弗朗西斯語氣急促、近乎手舞足蹈地述說著,「可憐蟲到死都不能享受到一絲憐憫,他的死法是六個人中最痛苦的。」
「哦?」
「他從下到上,活生生生地被一棵幼嫩的樹苗給穿透了,從他的下面的「排洩口」穿了進去,又從嘴巴冒了出來。
所以,他就和樹一起,筆直地生長在栽培土裡。」弗朗西斯突然像蹩腳的吟遊詩人般唱了一句,「啊,老巴爾,死亡終於讓挺直脊樑!」
羅伊眼皮一跳,這具屍體的側面還有些坑坑窪窪的孔洞,難道是從體內穿出來的樹枝?再者騎士和乞丐,兩者之間能有什麼聯絡,兇手是隨機選擇目標?他糾結地揉了揉眉心。
驗屍官彷彿沒看見他的臉色,繼續自顧自地介紹,
「接下來,請允許我隆重地向你介紹倒數第三位死者,屠夫·布魯斯·火藥桶先生,他幸運地當選了最輕鬆死法。「
這是位膀大腰圓的胖男人,身上除了解剖傷口,竟然沒有其他任何傷疤,算得上屍體最完整的一位。
「瞧啊,多麼恬靜安詳,他就這麼在過量麻藥的作用下睡了過去,連呼嚕聲都沒有。他的婆娘再也不用抱怨他鼾聲如雷,他的鄰居再也不用煩惱這位一言不合舉刀威脅的暴脾氣,兇手也算為民除害……嗯……沒毛病。不過把這麼大個塊頭扛到王宮附近,可不是普通人能做到。」
羅伊摩挲著下巴,目光閃爍不定徹底陷入了沉思,而矮人克萊默緊張兮兮地盯著他,弗朗西斯眼神在兩人身上一轉,頓了頓,接著說道,
「這位魁梧英俊的青年是飛毛腿鮑里斯,曾經三屆艾爾蘭德賽馬大會冠軍,不過可惜近幾年成績越發不堪,整日只曉得借酒澆愁,即便他沒死今年估計也過不了資格賽。」
「他的死法怎麼說了……相當具有創意!兇手真是個天才,居然能想把他和愛駒的內臟交換!」
「果然,相比變態的人類,還是怪物更加可愛!」羅伊心頭感嘆,有的時候,同類比異類更加殘忍。

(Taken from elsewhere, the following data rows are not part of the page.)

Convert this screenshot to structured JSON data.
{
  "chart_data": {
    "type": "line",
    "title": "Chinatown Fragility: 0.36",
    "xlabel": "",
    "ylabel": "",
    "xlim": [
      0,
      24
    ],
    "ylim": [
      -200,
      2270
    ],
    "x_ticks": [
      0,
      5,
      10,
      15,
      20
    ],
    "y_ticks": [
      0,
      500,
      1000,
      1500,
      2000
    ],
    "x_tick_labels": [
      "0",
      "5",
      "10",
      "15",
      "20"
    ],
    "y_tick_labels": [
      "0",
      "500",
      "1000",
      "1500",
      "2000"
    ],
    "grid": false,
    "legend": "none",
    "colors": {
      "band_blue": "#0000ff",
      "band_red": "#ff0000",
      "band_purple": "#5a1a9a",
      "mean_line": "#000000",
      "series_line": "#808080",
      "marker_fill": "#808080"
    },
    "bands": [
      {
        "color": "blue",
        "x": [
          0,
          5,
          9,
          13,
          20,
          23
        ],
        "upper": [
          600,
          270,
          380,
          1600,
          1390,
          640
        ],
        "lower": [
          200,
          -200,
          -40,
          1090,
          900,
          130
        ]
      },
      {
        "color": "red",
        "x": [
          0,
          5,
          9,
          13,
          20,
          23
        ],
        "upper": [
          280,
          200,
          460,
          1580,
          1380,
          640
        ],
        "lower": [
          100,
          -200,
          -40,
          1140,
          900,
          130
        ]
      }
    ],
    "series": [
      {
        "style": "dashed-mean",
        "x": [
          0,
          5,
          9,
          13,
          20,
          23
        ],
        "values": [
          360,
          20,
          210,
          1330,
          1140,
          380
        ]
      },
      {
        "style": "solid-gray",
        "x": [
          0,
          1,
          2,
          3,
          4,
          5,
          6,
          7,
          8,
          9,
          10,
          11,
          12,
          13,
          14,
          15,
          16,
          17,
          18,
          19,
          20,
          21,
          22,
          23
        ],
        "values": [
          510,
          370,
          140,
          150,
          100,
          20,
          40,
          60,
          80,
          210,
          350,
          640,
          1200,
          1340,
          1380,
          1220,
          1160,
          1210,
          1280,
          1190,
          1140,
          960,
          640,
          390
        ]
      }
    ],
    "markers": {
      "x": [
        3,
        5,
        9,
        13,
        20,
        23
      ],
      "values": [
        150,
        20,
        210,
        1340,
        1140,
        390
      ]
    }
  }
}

「心肝脾肺腎,他的內臟進了相處十年的老夥計肚子,他的肚子裡塞進了老馬的內臟。他和他的賽馬以另一種方式‘同歸於盡’。不過在他破舊的馬廄裡,我發現那匹死去的老馬身上存在被虐待過的舊傷,至少一兩年了。」
「我猜這位落魄的騎士平日裡喜歡把他心中的苦悶發洩在了老夥計的身上。」
……
「最後的兩位……」弗朗西斯興致缺缺地聳了聳肩,「韋瓦第銀行的櫃員被削掉了十指,掏出眼珠流血而亡……王宮的男僕被粗魯地縫上了嘴巴和鼻子,窒息而死。」
「他倆就比較泛善可陳。」
沉吟了片刻,羅伊暗金色的瞳孔轉向驗屍官,「我想聽聽你的看法,弗朗西斯,你認為連環殺手是心理變態為了滿足特殊癖好,還是懷著某種不可告人的目的?」
「目的?」弗朗西斯不置可否地砸吧了下嘴,「什麼目的?報復騎士團,製造兇殺案讓他們手忙腳亂,然後被親王灰溜溜趕回去?!」
「雷索有沒有跟你提到過他的發現?」
「你應該瞭解那傢伙,他就像有著受迫害妄想症,不會相信任何人。能提供的資訊我都說完了,剩下的事情恕我愛莫能助!」他又不耐煩地向著兩人抬了抬下巴,「現在兩位是不是該抓緊時間去逮捕兇手?今天,我還有幾具屍體沒有處理完……」
「不過……你們若是要請我去孔雀花,那倒沒問題,想待多久待多久!」
羅伊和滿臉無奈的矮人交換了一個眼神,
「好吧,就不打擾閣下。」
轉身剛走沒幾步羅伊又突然停下腳步,「弗朗西斯,你幹了幾年的驗屍官了?」
「十年還是更久,記不得了!」
玩耍著手術刀的驗屍官一臉滿不在乎,卻不知一段全新的資訊從他身上浮現出來,折射到對面那個人的眼中。